Wir erleben, dass sich die Kindheit und die Struktur von Familien in unserer Gesellschaft stark verändert haben. Aufgrund der veränderten sozialen Gegebenheiten (z.B. die wirtschaftliche Situation von Familien, Mehrfachbelastung von Frauen, durch Beruf und Familie, lange Anfahrtswege zur Arbeit, alleinerziehende Eltern usw.) verbringen Kinder immer weniger Zeit mit bzw. bei ihren Eltern und immer mehr Zeit in der Kindertagesstätte.

Häufig ergibt sich daraus, dass Eltern versuchen, ihren Kindern in der wenig verbleiben- den Zeit umso mehr Entwicklungsförderung zu bieten, und sie durch besonders starke Fürsorge und materielle Dinge zu entschädigen.

Andere Eltern sind gefangen in ihren Lebenssituationen, haben z.
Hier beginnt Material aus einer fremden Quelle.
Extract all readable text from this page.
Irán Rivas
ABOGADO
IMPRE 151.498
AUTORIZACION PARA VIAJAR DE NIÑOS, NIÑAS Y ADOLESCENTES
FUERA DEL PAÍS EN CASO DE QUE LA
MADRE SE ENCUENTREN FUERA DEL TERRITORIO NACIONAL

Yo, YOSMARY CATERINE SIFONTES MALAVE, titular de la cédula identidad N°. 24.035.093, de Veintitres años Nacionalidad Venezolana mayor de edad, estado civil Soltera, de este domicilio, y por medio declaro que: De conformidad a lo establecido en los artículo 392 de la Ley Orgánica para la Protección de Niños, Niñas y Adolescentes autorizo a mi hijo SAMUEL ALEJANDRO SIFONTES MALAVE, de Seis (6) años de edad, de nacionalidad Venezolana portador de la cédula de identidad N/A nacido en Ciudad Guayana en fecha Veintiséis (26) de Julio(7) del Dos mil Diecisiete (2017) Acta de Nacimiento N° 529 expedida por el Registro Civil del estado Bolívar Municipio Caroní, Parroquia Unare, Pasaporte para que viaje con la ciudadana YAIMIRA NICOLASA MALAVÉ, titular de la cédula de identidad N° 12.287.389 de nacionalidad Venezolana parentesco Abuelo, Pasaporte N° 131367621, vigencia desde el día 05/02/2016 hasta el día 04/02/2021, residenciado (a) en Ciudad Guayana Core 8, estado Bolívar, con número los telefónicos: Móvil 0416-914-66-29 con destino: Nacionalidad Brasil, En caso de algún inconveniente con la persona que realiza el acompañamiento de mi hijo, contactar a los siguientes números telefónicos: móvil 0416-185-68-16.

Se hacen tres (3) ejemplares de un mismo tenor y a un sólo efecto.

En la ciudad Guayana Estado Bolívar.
B. keine Möglichkeit in eine aktive Arbeitswelt zu gelangen und resignieren an der Abhängigkeit vom Staat, fallen in eine soziale Armut, ohne Werte und Zukunftsperspektive. Das breite Angebot an Technik, das in die Familien strömt, nimmt Eltern und Kindern die Möglichkeit zum gemeinsamen Spiel, zur Bewegung und zur Kommunikation. Ferner ist die Reizüberflutung für Kinder unerträglich. Sie verlieren den Bezug zur Realität, zur freien Bewegung und zum fantasievollen Spiel. Sprach- und Konzentrationsstörungen, Lernschwierigkeiten und eine Vielzahl von Ängsten sind die Folge.